= Benedetta Mennucci =

Italian theoretical chemist

Benedetta Mennucci (born 1969) is an Italian theoretical chemist who is professor at the University of Pisa. She is a developer of the polarizable continuum model.

== Early life and education ==
Mennucci obtained her Laurea in Chemistry in 1994 and her Ph.D. award in Chemistry in 1999. The PhD thesis had the title "Theoretical Models and Computational Applications of Molecular Phenomena Involving the Environment Effect".

== Research and career ==
Benedetta Mennucci was appointed Full Professor of Physical Chemistry in 2012 at the Department of Chemistry at the University of Pisa, where she leads the MoLECoLab research group.

She is Senior Editor for The Journal of Physical Chemistry Letters, member of the Editorial Advisory Board of Chemical Reviews, Journal of Chemical Theory and Computation, and Cell Reports Physical Science, and member of the Editorial Board of Theoretical Chemistry Accounts.

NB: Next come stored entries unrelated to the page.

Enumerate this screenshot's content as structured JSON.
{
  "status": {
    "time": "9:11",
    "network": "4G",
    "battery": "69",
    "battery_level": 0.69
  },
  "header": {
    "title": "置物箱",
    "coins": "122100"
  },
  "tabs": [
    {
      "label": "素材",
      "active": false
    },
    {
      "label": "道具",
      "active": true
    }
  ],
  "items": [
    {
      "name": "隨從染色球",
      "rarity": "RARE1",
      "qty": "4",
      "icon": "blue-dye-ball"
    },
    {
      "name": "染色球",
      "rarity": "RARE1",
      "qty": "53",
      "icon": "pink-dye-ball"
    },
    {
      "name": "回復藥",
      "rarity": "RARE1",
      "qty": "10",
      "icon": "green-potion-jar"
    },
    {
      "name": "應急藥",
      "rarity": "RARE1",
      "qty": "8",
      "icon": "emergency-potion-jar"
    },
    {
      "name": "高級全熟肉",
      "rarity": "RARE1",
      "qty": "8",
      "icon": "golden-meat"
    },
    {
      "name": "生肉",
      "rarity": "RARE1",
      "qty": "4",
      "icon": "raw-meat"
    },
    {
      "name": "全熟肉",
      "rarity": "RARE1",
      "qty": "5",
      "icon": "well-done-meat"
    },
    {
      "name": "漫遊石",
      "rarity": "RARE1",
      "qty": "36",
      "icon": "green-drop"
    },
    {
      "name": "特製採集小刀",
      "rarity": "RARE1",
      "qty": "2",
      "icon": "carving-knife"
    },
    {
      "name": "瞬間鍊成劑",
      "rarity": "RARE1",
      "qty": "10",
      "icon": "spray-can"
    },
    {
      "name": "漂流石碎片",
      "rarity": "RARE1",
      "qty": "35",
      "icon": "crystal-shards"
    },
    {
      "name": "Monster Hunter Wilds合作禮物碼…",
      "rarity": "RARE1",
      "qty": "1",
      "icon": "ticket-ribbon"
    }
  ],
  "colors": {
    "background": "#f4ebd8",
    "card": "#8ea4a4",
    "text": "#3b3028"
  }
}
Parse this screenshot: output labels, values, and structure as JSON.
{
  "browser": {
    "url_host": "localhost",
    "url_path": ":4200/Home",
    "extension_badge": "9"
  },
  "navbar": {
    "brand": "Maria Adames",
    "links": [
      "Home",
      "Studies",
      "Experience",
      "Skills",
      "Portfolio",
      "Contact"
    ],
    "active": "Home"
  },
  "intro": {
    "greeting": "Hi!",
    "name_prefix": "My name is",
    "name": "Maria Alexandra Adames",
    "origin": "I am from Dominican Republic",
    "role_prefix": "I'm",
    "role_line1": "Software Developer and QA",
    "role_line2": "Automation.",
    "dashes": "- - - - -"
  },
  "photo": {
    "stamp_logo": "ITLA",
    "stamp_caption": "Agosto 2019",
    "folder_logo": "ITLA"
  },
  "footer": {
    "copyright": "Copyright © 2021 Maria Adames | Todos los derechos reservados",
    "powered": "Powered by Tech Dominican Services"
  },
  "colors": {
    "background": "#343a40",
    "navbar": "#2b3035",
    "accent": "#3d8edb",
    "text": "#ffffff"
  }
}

Her research focuses on the development of computational approaches which integrate quantum chemistry with classical models to describe processes of chemical and biological systems of increasing complexity. She is a main developer of the polarizable continuum model to predict solvent effects in computational chemistry. In the last years, her main research activity has moved towards the development and the application of polarizable embedding QM/MM methods for modelling light-induced processes in proteins. She is a contributor to the Gaussian (software) and she has co-authored more than 300 publications, including reviews and book chapters. Mennucci is co-author of the book "Continuum Solvation Models in Chemical Physics: From Theory to Applications".

== Awards and honours ==
Mennucci is a member of the International Academy of Quantum Molecular Science and an elected board member of the World Association of Theoretical and Computational Chemists. Mennucci is also listed on AcademiaNet.